B-17s would be flown on combat missions from RAF Lyddia and RAF El Fayid, Egypt, attacking the harbor at Tobruk, Libya seven times with day and night raids throughout July, continually raiding the harbor shipping and disrupting Axis storage areas. It is believed that the Fortresses were sent to the secret Gura Army Air Base, Eritrea (Project 19) in August for depot-level maintenance, which was not possible at the British bases and had which been deferred since the beginning of the war in December.

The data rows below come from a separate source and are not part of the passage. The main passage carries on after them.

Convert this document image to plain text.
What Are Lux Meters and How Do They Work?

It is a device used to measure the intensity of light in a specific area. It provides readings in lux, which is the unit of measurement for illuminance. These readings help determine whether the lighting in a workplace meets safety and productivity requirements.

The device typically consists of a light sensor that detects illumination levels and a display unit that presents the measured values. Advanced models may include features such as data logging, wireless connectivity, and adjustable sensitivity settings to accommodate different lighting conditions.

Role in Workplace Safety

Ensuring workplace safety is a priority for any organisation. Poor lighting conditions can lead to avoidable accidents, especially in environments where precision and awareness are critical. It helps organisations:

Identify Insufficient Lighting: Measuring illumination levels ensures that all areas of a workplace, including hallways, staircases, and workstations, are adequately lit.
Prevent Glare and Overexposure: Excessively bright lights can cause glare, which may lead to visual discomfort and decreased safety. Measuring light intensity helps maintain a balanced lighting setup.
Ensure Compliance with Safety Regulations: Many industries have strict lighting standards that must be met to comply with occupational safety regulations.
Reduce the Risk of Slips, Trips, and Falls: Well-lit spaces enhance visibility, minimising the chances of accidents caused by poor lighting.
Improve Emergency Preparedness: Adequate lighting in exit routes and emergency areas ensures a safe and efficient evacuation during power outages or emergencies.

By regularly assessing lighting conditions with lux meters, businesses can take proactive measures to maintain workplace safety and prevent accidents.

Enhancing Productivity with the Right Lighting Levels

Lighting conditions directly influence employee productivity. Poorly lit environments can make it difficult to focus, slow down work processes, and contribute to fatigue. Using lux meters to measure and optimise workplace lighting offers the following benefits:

The B-17Es would not engaged in combat again until mid-October, when raids on Tobruk began again on 12 October, and attacking a coastal road near Bardia, Libya on 20 October after a mission against Tobruk was canceled due to cloud cover. They were also engaged in attacking harbor facilities and Axis naval targets on Crete and Benghazi, Libya through which Afrika Korps supplies were landed. The B-17s made a final raid against installations at Sousse, Tunisia before being taken out of front-line service with the arrival of newer B-24 and B-25 units from the United States.